Those who built the atomic bomb at the secret Los Alamos, New Mexico, facility understood very well the potential for destruction and death they had created, though individual reactions of the scientists varied widely. Some argued that America needed to develop nuclear weapons before the Germans did. Others argued that a war against fascism demanded the most lethal measures. Still others, as they witnessed the blast on July 16, 1945, were appalled at what they had unleashed. In this excerpt from a 1980 interview, Bernard Feld recalled his work as a graduate student at Los Alamos. While he had few reservations about the bomb’s development and its first use at Hiroshima, he had profound reservations about using the second bomb against Nagasaki.Listen to Audio:
Bernard Feld: On August 6th, when the bomb was dropped, everybody was elated. When we got the information on August 7th that it had gone off and that apparently had, as a bomb, worked extremely well. Well, people were used to killing a lot of people. Strategic bombing was an aspect of World War II, and people didn’t think much about that aspect.

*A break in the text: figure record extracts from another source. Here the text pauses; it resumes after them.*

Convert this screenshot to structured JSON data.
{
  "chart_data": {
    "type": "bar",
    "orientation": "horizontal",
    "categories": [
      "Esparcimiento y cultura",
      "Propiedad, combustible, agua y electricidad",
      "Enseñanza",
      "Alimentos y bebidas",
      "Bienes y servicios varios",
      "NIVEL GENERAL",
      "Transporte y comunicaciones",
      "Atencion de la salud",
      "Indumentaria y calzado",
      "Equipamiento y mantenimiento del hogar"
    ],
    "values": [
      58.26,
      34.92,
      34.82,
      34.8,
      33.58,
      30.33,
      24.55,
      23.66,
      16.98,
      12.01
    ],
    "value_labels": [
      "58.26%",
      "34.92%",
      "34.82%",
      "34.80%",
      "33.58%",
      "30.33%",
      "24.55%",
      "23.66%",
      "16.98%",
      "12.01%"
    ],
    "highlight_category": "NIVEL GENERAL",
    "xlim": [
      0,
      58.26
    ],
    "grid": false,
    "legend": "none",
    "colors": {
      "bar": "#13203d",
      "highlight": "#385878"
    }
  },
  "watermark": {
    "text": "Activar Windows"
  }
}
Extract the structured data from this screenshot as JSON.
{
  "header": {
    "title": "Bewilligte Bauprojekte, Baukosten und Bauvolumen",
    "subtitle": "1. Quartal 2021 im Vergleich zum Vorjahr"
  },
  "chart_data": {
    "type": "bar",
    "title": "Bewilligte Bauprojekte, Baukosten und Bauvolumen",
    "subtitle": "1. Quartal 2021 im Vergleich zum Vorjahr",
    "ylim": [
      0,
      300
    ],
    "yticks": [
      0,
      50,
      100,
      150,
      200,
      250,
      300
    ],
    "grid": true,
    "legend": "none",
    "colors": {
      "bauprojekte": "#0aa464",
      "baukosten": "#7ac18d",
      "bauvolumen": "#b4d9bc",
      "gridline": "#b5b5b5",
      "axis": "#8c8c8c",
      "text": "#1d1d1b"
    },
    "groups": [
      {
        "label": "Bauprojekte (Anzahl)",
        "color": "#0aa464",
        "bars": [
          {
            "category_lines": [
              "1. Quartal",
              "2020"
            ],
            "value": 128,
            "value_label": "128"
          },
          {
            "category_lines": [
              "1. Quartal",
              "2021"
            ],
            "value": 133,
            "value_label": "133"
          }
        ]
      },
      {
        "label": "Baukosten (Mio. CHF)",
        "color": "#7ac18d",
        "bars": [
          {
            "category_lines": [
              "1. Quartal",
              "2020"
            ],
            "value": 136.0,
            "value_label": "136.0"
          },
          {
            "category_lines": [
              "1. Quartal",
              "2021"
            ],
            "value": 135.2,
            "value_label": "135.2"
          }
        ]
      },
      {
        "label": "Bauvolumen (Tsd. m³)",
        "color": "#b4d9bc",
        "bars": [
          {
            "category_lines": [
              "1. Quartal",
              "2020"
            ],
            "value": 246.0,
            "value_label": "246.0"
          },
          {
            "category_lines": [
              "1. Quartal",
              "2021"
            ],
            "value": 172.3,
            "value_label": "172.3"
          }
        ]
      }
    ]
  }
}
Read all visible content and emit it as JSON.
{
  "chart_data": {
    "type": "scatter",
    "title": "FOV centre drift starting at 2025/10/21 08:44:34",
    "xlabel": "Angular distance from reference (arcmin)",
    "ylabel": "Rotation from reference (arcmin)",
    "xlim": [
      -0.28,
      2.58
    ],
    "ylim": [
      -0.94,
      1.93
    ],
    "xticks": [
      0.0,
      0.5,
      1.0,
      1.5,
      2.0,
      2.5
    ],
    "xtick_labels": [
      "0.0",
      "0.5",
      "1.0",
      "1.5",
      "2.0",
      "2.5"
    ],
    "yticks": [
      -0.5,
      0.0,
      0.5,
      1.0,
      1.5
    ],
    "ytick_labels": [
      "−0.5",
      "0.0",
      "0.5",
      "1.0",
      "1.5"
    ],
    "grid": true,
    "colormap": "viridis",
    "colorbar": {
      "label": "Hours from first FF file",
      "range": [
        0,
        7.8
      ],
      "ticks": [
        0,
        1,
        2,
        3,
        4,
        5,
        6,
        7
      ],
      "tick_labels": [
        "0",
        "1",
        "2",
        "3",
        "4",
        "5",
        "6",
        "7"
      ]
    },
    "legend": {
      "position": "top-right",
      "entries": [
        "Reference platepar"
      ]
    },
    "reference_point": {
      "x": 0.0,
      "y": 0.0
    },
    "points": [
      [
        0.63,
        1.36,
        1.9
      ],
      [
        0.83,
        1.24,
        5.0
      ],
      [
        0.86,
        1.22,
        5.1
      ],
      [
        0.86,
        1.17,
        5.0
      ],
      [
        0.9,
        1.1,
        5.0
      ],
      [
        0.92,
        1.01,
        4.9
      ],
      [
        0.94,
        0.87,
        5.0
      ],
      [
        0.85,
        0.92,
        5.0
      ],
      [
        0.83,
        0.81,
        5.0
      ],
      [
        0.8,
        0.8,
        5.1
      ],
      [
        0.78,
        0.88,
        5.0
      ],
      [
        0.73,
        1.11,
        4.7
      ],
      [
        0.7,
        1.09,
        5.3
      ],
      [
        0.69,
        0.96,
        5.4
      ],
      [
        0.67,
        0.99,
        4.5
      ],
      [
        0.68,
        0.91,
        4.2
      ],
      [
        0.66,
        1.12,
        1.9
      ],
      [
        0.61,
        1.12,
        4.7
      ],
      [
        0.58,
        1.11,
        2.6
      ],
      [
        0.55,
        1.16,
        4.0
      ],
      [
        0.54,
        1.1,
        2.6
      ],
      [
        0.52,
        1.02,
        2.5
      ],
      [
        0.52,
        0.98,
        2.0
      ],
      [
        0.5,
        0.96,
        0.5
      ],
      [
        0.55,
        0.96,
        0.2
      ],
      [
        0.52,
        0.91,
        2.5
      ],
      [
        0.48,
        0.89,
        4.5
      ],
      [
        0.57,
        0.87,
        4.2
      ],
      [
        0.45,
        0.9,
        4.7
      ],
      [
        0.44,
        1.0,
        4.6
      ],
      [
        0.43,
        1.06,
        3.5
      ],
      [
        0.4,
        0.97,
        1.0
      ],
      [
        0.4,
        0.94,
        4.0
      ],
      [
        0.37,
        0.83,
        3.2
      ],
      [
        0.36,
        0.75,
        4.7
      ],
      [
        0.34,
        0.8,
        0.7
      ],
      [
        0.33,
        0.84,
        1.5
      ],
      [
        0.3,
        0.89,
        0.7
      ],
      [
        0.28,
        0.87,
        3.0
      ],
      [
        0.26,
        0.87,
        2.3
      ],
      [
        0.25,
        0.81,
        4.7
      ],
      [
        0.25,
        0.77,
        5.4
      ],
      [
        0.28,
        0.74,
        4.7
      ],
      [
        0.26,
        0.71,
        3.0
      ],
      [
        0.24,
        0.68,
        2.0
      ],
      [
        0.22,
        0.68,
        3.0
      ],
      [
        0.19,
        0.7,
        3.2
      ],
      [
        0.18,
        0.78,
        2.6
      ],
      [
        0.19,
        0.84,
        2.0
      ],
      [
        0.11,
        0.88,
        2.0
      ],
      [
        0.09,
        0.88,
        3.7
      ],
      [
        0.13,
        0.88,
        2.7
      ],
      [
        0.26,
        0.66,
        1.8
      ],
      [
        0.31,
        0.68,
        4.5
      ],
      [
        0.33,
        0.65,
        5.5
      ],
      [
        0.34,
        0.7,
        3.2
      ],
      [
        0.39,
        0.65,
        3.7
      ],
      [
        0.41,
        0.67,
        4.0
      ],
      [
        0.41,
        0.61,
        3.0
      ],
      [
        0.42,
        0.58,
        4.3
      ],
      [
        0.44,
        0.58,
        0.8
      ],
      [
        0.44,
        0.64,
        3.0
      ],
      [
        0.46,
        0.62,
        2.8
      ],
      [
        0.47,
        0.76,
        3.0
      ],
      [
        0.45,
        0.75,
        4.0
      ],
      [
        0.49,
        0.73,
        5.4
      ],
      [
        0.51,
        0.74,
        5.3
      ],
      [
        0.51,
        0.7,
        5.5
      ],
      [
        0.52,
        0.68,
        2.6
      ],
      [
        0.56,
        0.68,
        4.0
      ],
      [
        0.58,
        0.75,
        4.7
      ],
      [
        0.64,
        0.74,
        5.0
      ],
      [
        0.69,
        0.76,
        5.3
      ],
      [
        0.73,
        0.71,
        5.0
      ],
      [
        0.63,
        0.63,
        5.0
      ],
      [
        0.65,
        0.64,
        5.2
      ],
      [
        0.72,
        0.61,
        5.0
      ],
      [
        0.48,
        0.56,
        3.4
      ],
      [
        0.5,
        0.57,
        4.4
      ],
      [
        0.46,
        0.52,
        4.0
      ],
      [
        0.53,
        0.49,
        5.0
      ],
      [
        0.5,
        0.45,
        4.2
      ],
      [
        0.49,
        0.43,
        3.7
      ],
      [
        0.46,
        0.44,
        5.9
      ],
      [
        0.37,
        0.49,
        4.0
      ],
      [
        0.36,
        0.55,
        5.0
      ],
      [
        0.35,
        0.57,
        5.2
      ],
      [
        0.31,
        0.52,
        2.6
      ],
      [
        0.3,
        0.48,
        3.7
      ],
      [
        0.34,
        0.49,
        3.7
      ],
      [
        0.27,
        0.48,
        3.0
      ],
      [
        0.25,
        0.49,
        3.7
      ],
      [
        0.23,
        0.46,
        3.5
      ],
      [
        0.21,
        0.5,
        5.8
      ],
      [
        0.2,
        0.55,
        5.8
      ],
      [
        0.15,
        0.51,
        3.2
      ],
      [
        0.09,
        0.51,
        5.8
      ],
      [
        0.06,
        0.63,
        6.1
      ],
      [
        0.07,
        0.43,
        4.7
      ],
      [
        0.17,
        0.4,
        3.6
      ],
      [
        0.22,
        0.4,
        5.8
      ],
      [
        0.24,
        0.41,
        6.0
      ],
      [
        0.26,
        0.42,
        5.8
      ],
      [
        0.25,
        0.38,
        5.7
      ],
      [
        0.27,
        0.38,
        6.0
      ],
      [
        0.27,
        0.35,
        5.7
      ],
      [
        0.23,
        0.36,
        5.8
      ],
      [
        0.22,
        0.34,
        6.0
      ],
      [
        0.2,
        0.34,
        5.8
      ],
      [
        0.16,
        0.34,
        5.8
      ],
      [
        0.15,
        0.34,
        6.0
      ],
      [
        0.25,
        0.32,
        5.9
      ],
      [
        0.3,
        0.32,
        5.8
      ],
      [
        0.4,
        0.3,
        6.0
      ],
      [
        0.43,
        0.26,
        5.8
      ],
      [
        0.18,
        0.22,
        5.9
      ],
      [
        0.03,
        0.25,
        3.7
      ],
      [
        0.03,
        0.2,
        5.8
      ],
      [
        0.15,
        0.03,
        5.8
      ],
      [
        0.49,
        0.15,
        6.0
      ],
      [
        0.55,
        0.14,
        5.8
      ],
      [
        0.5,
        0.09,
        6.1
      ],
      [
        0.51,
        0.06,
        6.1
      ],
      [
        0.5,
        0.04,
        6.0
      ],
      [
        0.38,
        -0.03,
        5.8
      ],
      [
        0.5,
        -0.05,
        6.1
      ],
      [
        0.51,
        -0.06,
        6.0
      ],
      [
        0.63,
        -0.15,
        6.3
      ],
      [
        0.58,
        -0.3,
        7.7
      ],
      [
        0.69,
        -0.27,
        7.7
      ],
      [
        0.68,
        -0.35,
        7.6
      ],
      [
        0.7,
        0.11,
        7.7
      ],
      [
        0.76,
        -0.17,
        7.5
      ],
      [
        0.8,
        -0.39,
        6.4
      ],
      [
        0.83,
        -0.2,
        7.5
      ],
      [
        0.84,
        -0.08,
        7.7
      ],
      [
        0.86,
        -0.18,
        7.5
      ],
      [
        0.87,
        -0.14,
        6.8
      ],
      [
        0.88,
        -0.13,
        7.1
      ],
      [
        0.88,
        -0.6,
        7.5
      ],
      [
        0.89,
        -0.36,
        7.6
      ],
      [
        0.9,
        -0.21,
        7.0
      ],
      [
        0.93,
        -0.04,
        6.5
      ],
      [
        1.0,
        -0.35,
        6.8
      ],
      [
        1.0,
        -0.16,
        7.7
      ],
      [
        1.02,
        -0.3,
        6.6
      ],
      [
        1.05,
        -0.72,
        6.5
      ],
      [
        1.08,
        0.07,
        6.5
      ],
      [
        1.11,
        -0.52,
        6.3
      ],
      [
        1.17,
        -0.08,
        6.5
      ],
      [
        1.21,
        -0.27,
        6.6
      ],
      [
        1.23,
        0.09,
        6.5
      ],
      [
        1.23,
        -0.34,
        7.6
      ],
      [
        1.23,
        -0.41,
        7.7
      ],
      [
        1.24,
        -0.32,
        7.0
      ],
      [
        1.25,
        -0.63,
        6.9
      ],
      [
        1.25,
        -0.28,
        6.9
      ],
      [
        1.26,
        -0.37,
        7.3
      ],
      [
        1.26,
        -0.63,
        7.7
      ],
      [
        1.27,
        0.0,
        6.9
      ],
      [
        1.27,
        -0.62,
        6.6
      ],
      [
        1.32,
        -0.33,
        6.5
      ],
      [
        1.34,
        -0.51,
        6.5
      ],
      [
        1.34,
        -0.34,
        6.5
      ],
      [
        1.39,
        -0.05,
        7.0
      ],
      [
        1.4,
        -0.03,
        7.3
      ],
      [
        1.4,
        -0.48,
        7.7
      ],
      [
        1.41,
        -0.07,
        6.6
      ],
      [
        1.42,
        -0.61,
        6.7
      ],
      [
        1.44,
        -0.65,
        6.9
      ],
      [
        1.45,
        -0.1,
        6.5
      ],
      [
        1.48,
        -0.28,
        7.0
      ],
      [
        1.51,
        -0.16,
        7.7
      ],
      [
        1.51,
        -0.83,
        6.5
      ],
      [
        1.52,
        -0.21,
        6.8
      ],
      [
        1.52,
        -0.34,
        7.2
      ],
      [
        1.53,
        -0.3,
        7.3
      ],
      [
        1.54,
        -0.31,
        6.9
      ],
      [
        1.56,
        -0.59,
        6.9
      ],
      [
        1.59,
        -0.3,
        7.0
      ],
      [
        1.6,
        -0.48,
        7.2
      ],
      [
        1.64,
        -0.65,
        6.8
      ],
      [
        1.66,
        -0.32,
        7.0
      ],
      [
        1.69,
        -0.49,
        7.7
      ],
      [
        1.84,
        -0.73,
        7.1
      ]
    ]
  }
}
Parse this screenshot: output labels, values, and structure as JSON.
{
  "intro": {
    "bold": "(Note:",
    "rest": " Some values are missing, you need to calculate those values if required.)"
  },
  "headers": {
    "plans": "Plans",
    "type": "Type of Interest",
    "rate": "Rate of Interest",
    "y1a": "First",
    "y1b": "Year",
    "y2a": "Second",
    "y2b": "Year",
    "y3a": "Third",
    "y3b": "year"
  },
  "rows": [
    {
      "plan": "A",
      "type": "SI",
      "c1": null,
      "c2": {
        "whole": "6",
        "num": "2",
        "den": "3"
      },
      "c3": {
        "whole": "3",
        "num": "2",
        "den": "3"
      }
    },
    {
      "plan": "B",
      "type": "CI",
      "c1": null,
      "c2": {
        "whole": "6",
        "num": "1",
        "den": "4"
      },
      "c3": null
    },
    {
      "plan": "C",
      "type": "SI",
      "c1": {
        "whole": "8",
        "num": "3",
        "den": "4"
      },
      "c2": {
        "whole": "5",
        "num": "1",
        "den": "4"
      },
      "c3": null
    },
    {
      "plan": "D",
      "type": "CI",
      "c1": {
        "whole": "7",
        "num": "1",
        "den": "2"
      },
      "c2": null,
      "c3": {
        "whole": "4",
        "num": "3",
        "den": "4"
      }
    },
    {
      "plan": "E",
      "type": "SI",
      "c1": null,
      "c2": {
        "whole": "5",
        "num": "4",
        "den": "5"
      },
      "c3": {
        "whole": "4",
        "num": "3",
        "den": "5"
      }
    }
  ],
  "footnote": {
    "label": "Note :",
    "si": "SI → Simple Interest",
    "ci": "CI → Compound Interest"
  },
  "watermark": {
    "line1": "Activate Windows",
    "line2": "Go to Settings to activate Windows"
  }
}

To me, actually, the important event was not the first bomb, but the second. When they announced the second bomb, that came as a shock to me. I said, “But the war is over.” In fact, the headlines at that time were the Japanese were suing for surrender. And then, bang, there was the bomb in Nagasaki. And that hit me like a glass of cold water thrown at you. I suddenly said, “Now, wait a second. What for? Great! We ended the war. But why do you have to end the war twice?” That really started me thinking about what it was all about.